研究类型-治疗(1 期)证据水平 2a 关于该主题已知的内容是什么?以及这项研究有什么新发现?高危和局部晚期前列腺癌用标准的放射治疗(RT)联合雄激素剥夺疗法(ADT)很难治愈。多项研究探索了添加多西他赛化疗以尝试改善患者预后。先前的 1 期研究表明,当与 70Gy 放射治疗联合使用时,多西他赛 20mg/m²是安全剂量。但目前前列腺癌的标准 RT 使用更高的剂量,目前尚不清楚现代 RT 联合化疗是否安全。这是一项探索在现代 RT(强度调节 RT 至 78Gy)联合 ADT 的基础上添加同步多西他赛化疗的 1 期研究。研究表明,每周 20mg/m²的多西他赛与现代 RT 联合使用是安全的。中位随访 2.2 年后,生化无进展生存率为 94%。这种三联疗法对于进一步在前瞻性试验中评估是安全且有希望的。
在 1 期试验中评估,将每周多西他赛联合高剂量调强放射治疗(IMRT)和雄激素剥夺治疗(ADT)用于治疗高危前列腺癌的可行性。

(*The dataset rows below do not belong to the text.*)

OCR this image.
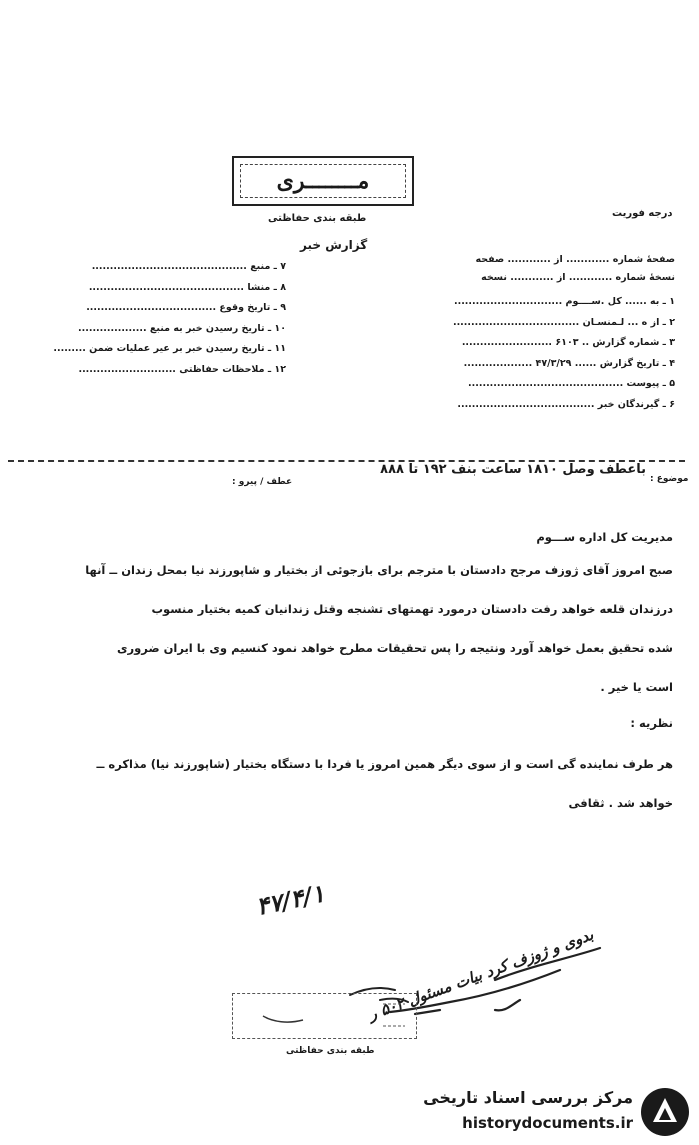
مــــــــرى
طبقه بندی حفاظتی	درجه فوریت
گزارش خبر
صفحهٔ شماره ............ از ............ صفحه
نسخهٔ شماره ............ از ............ نسخه
۱ ـ به ...... کل .ســــوم ..............................
۲ ـ از ه ... لـمنسـان ...................................
۳ ـ شماره گزارش .. ۶۱۰۳ .........................
۴ ـ تاریخ گزارش ...... ۴۷/۳/۲۹ ...................
۵ ـ پیوست ...........................................
۶ ـ گیرندگان خبر ......................................
۷ ـ منبع ...........................................
۸ ـ منشا ...........................................
۹ ـ تاریخ وقوع ....................................
۱۰ ـ تاریخ رسیدن خبر به منبع ...................
۱۱ ـ تاریخ رسیدن خبر بر عیر عملیات ضمن .........
۱۲ ـ ملاحظات حفاظتی ...........................
موضوع :
باعطف وصل ۱۸۱۰ ساعت بنف ۱۹۲ تا ۸۸۸
عطف / پیرو :
مدیریت کل اداره ســـوم
صبح امروز آقای ژوزف مرجح دادستان با مترجم برای بازجوئی از بختیار و شاپورزند نیا بمحل زندان ــ آنها
درزندان قلعه خواهد رفت دادستان درمورد تهمتهای تشنجه وقتل زندانیان کمیه بختیار منسوب
شده تحقیق بعمل خواهد آورد ونتیجه را پس تحقیقات مطرح خواهد نمود کنسیم وی با ایران ضروری
است یا خیر .
نظریه :
هر طرف نماینده گی است و از سوی دیگر همین امروز یا فردا با دستگاه بختیار (شاپورزند نیا) مذاکره ــ
خواهد شد . ثقافی
۴۷/۴/۱
بدوی و ژوزف کرد بیات مسئول ۵۰۲ ر
طبقه بندی حفاظتی
مرکز بررسی اسناد تاریخی
historydocuments.ir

高危前列腺癌患者接受促黄体激素释放激素激动剂(在开始 IMRT 前 2-3 个月开始,持续 2 年)、前列腺和精囊的 78Gy IMRT 以及放射治疗期间每周多西他赛治疗。所有患者均接受计算机断层扫描和骨扫描以排除转移性疾病。使用标准的 3+3 设计进行多西他赛剂量递增。连续患者接受每周多西他赛 10、15 和 20mg/m²的剂量水平治疗。
共有 18 名患者参与了这项研究:15 名(83%)患者患有 Gleason 8-10 疾病;另外 3 名患者有临床 T3 疾病和/或 PSA 水平>20ng/mL。在头两个剂量水平中,各有一名患者出现 3 级腹泻(定义为剂量限制性毒性,DLT)。然而,当扩大队列时,没有观察到其他 DLT。每周 20mg/m²(剂量水平 3)的多西他赛成功给予,没有 DLT。没有患者发生 4 级或 5 级毒性。中位随访 2.2 年后,所有患者的 PSA 均达到<1ng/mL 的最低点,包括 13 名 PSA 水平不可检测的患者。2 年的生化无进展生存率为 94%。
高危前列腺癌患者每周 20mg/m²的多西他赛与高剂量 IMRT 和 ADT 联合应用的剂量似乎是安全的,可进一步研究。